– Не прельщай душу мою, Ванюшечка. Подай-ка сюда шаль, – при этих словах купчиха жеманно закрывала глаза и протягивала супругу белую сдобную руку.
Купец Иван Ильич Шапорин – приятель Лифинцова, как староста резницкого общества, просил на Вольном базаре выделить пристойное место для сооружения каменных мясных лавок, а позади их – двориков для загона и содержания назначенного на убой скота.
Второй гильдии купец Савва Железнов в Комитет по строительству вошел с прошением о выдаче ему открытого листа на несостоящее в застроении место, где бы мог он поставить для торговли скобяным товаром каменную лавку.
Торгующие в бакалейном ряду Вольного базара купцы хлопотали о выдаче им открытых листов на прибавление к их участкам под лавками по четыре сажени, дабы можно устроить необходимые в коммерческом деле лабазы.
Купеческое сословие в Одессе множилось, набирало силу, становилось все более влиятельным, поскольку в руках его были большие капиталы.

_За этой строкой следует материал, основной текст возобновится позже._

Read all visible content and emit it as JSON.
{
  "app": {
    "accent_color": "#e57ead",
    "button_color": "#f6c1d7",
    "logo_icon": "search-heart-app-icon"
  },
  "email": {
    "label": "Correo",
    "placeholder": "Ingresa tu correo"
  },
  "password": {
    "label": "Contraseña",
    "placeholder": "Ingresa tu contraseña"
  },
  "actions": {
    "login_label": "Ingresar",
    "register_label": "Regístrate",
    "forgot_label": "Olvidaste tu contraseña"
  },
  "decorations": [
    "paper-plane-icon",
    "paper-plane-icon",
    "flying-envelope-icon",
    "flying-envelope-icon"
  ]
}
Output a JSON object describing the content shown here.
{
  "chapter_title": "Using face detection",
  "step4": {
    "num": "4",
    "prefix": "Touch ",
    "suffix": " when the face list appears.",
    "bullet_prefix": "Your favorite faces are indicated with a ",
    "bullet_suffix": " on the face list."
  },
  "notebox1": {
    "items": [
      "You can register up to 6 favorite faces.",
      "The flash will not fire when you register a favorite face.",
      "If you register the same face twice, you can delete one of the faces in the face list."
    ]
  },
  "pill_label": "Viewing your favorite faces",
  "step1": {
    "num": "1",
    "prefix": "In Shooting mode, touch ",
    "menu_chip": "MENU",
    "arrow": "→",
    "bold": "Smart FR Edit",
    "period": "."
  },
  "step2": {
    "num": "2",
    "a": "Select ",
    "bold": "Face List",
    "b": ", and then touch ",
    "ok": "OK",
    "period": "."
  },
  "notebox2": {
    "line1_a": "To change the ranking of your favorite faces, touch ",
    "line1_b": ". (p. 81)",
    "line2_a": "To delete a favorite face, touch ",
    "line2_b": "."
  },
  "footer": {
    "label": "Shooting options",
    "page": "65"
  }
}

Осипу Михайловичу пришлось отписывать разным начальствам по наветам недоброхотов Одессы. Ростопчин утверждал, будто Одесская бухта для надобности коммерческого порта совершенно непригодна, будто сбрасываемые на дно бухты при сооружении молов каменья поглощаются зыбучими песками и без следа исчезают. Надо сказать, однако, что уже при закладке порта в прибрежном строительстве были замечены неудобства, но более от оползней и наступления моря на сухую землю.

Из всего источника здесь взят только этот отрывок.